The SGX said the outcomes were likely due to the initiatives it introduced last year, such as reducing minimum bid spreads.
The minimum bid spread refers to the smallest price movement allowed in a stock or trading instrument.
For example, shares priced below 20 cents now have a minimum bid size of 0.1 cent. This means their prices can move up or down by 0.1 cent at the least.
Since the new spreads were introduced in July last year, stocks priced from $1 to $1.99 have had a minimum bid size of half a cent. The minimum bid size for stocks $10 and above is now one cent.

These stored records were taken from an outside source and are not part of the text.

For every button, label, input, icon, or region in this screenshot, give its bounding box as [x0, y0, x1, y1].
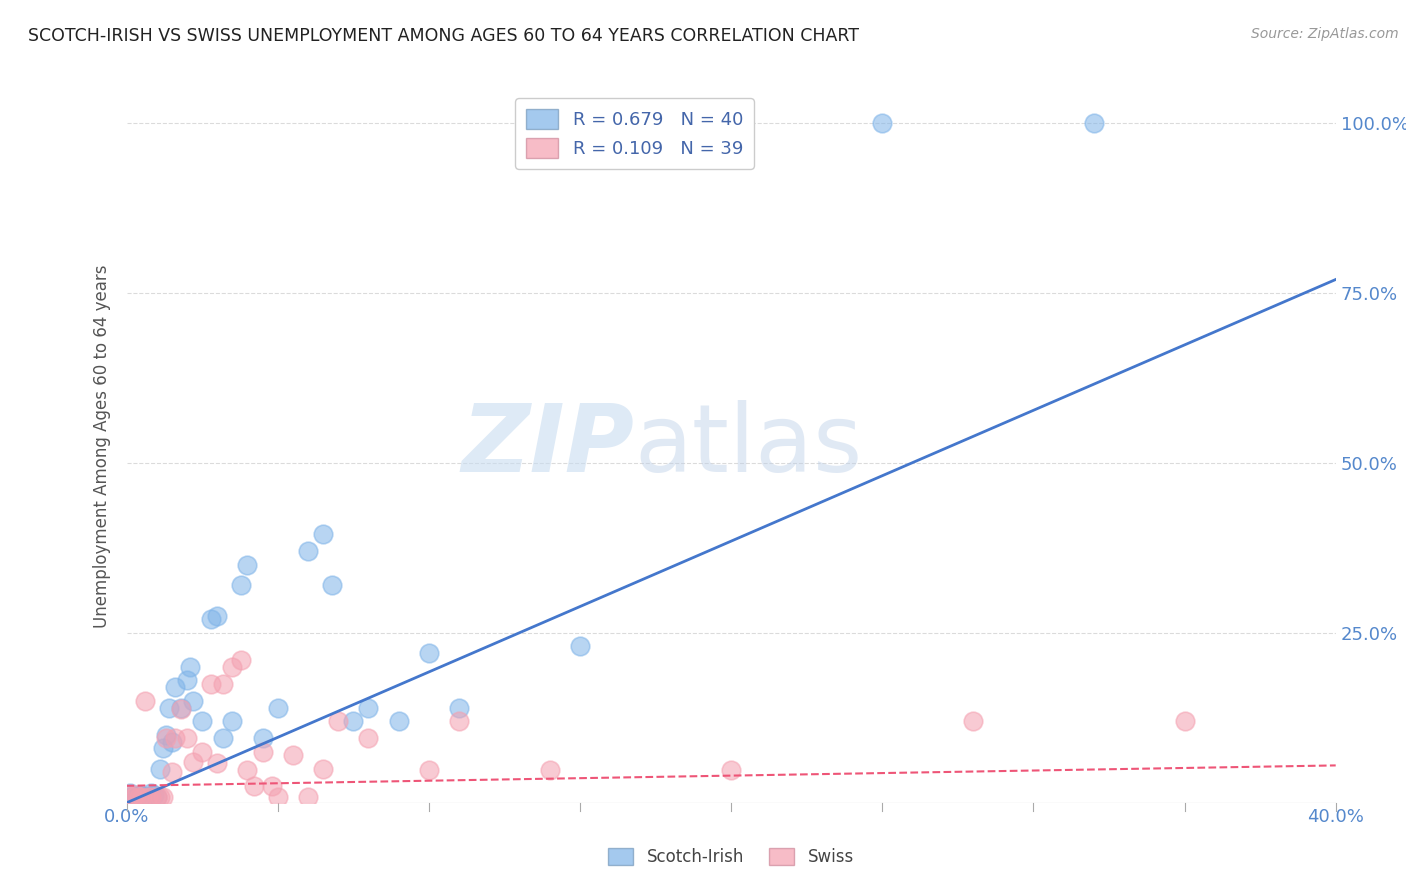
- Point: [176, 731, 198, 746]
- Point: [326, 714, 350, 729]
- Point: [312, 527, 335, 541]
- Point: [170, 702, 193, 716]
- Point: [200, 612, 222, 626]
- Point: [160, 734, 183, 748]
- Point: [124, 790, 146, 805]
- Point: [163, 731, 186, 746]
- Point: [205, 756, 228, 771]
- Point: [267, 790, 290, 805]
- Point: [124, 788, 146, 802]
- Point: [139, 786, 162, 800]
- Point: [212, 731, 235, 746]
- Point: [118, 786, 141, 800]
- Text: atlas: atlas: [634, 400, 863, 492]
- Point: [231, 578, 253, 592]
- Point: [1083, 116, 1105, 130]
- Point: [170, 700, 193, 714]
- Point: [121, 790, 143, 805]
- Point: [418, 763, 440, 777]
- Point: [267, 700, 290, 714]
- Point: [200, 677, 222, 691]
- Point: [136, 790, 159, 805]
- Point: [1173, 714, 1195, 729]
- Point: [160, 765, 183, 780]
- Point: [357, 700, 380, 714]
- Point: [720, 763, 742, 777]
- Point: [297, 790, 319, 805]
- Point: [447, 700, 470, 714]
- Point: [155, 728, 177, 742]
- Point: [260, 779, 283, 793]
- Point: [146, 790, 169, 805]
- Point: [447, 714, 470, 729]
- Point: [357, 731, 380, 746]
- Point: [181, 755, 204, 769]
- Point: [205, 608, 228, 623]
- Point: [388, 714, 411, 729]
- Point: [131, 790, 153, 805]
- Point: [163, 680, 186, 694]
- Point: [281, 748, 304, 763]
- Point: [146, 790, 169, 805]
- Point: [321, 578, 343, 592]
- Point: [128, 790, 150, 805]
- Point: [152, 790, 174, 805]
- Text: Source: ZipAtlas.com: Source: ZipAtlas.com: [1251, 27, 1399, 41]
- Point: [179, 660, 201, 674]
- Point: [221, 714, 243, 729]
- Point: [872, 116, 894, 130]
- Point: [191, 745, 214, 759]
- Point: [157, 700, 180, 714]
- Point: [252, 731, 274, 746]
- Point: [134, 790, 156, 805]
- Point: [236, 558, 259, 572]
- Point: [139, 790, 162, 805]
- Point: [181, 694, 204, 708]
- Point: [418, 646, 440, 660]
- Point: [212, 677, 235, 691]
- Point: [191, 714, 214, 729]
- Point: [176, 673, 198, 688]
- Text: SCOTCH-IRISH VS SWISS UNEMPLOYMENT AMONG AGES 60 TO 64 YEARS CORRELATION CHART: SCOTCH-IRISH VS SWISS UNEMPLOYMENT AMONG…: [28, 27, 859, 45]
- Point: [131, 789, 153, 803]
- Point: [568, 640, 592, 654]
- Point: [149, 790, 172, 805]
- Point: [221, 660, 243, 674]
- Point: [236, 763, 259, 777]
- Point: [149, 762, 172, 776]
- Point: [242, 779, 264, 793]
- Point: [231, 653, 253, 667]
- Y-axis label: Unemployment Among Ages 60 to 64 years: Unemployment Among Ages 60 to 64 years: [93, 264, 111, 628]
- Point: [312, 762, 335, 776]
- Point: [297, 544, 319, 558]
- Text: ZIP: ZIP: [461, 400, 634, 492]
- Point: [121, 789, 143, 803]
- Point: [142, 788, 165, 802]
- Point: [538, 763, 561, 777]
- Point: [152, 741, 174, 756]
- Point: [118, 789, 141, 803]
- Point: [342, 714, 364, 729]
- Legend: Scotch-Irish, Swiss: Scotch-Irish, Swiss: [602, 841, 860, 873]
- Point: [128, 788, 150, 802]
- Point: [252, 745, 274, 759]
- Point: [136, 789, 159, 803]
- Point: [155, 731, 177, 746]
- Point: [134, 694, 156, 708]
- Point: [962, 714, 984, 729]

Slashing minimum bid spreads reduced costs for investors, who incur a clearing fee of 0.04 per cent on the value of each trade they make, up to a maximum of $600. The SGX report said the move has had its intended effect.
Large capitalisation or large- cap stocks saw trading costs steadily decline in the third quarter of last year, from eight basis points to five basis points or 0.08 per cent of the value of the trade to 0.05 per cent.
It remained relatively stable at 0.05 per cent until May, when there was a further one basis point decline in costs.
Trading costs for mid-cap stocks halved to 0.06 per cent in June from a year before.
Costs for small-cap stocks at first increased from 0.76 per cent of the trade's value in July last year to 0.99 per cent in January but there has been a substantial decline in cost to 0.47 per cent since.
"The decline in trading costs for large- and mid-cap stocks after June 2011 is a likely result of market liquidity enhancing initiatives such as the changes to minimum bid spreads in July 2011," the SGX said in its report.
"In June 2012, there was a further sharp decline in price impact cost across all size categories, despite lower volumes."